By: Diane Thiel
In nearly every pocket, a small, methodical machine,
but the world still unprepared for the systematic replicating
deep inside cells. The reckoning strand trying to come alive
using the hosts, chosen to copy, repeat, bring them alive
on the most basic scale. A sharp spike of the stealthy machine,
just waiting for another opening, ready to be replicating
everything it needs. At first, we barely notice the replicating,
from exo-brain to endo-coding. Some neurons only half-alive
in any given decision anyway, and over time mostly machine,
the machine grinding on, replicating its meaning of alive.
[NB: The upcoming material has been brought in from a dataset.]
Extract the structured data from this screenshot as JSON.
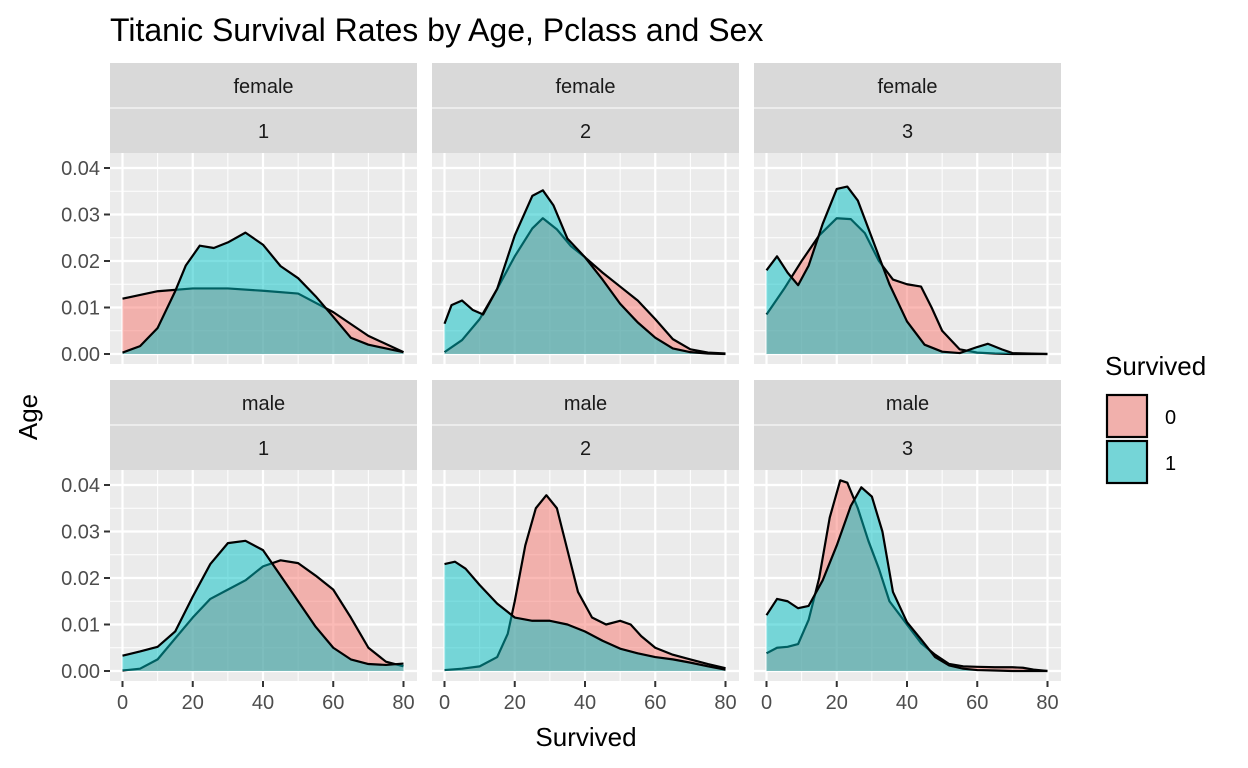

Diane Thiel is the author of ten books of poetry and nonfiction, including Echolocations and Resistance Fantasies. Her new book of poetry, Questions from Outer Space is forthcoming from Red Hen Press in Spring 2022. Thiel's work has appeared in many journals, including Poetry, The Hudson Review, The Hopkins Review, Rattle, Notre Dame Review, and the Sewanee Review and is re-printed in numerous anthologies. Her awards include a PEN award, the Robinson Jeffers Award, the Robert Frost Award, the Nicholas Roerich Award, an NEA Award, and she was a Fulbright Scholar. Thiel received her undergraduate and graduate degrees from Brown University and is Professor of English and Associate Chair at the University of New Mexico. Thiel has traveled and lived in Europe, South America, Asia, and Australia, working on literary and environmental projects. For more information, please visit www.dianethiel.net
“Tritina in the Time of the Machine,” written in 2020, incorporates imagery of the virus itself as well as its impact on worrisome trends in our society, such as accelerating an attachment to technology and social media. The tritina emerged as an apt form for the subject matter, given the form’s use of repetition. The poem is in my new book, Questions from Outer Space, forthcoming from Red Hen Press in Spring 2022. In an advance review of the book, the writer Fred D’Aguiar comments that the book “offers subtle critiques of the machine and digital age for their impersonality and for mounting assaults on nature.” In another review, poet and critic David Mason discusses the poems in terms of “the objectivity of science mixed with a human concern for how we find our way” and adds, “These are field notes from ‘the edge of reason,’ poems of intelligence and concern…a book tuned to deep experience of life on earth.”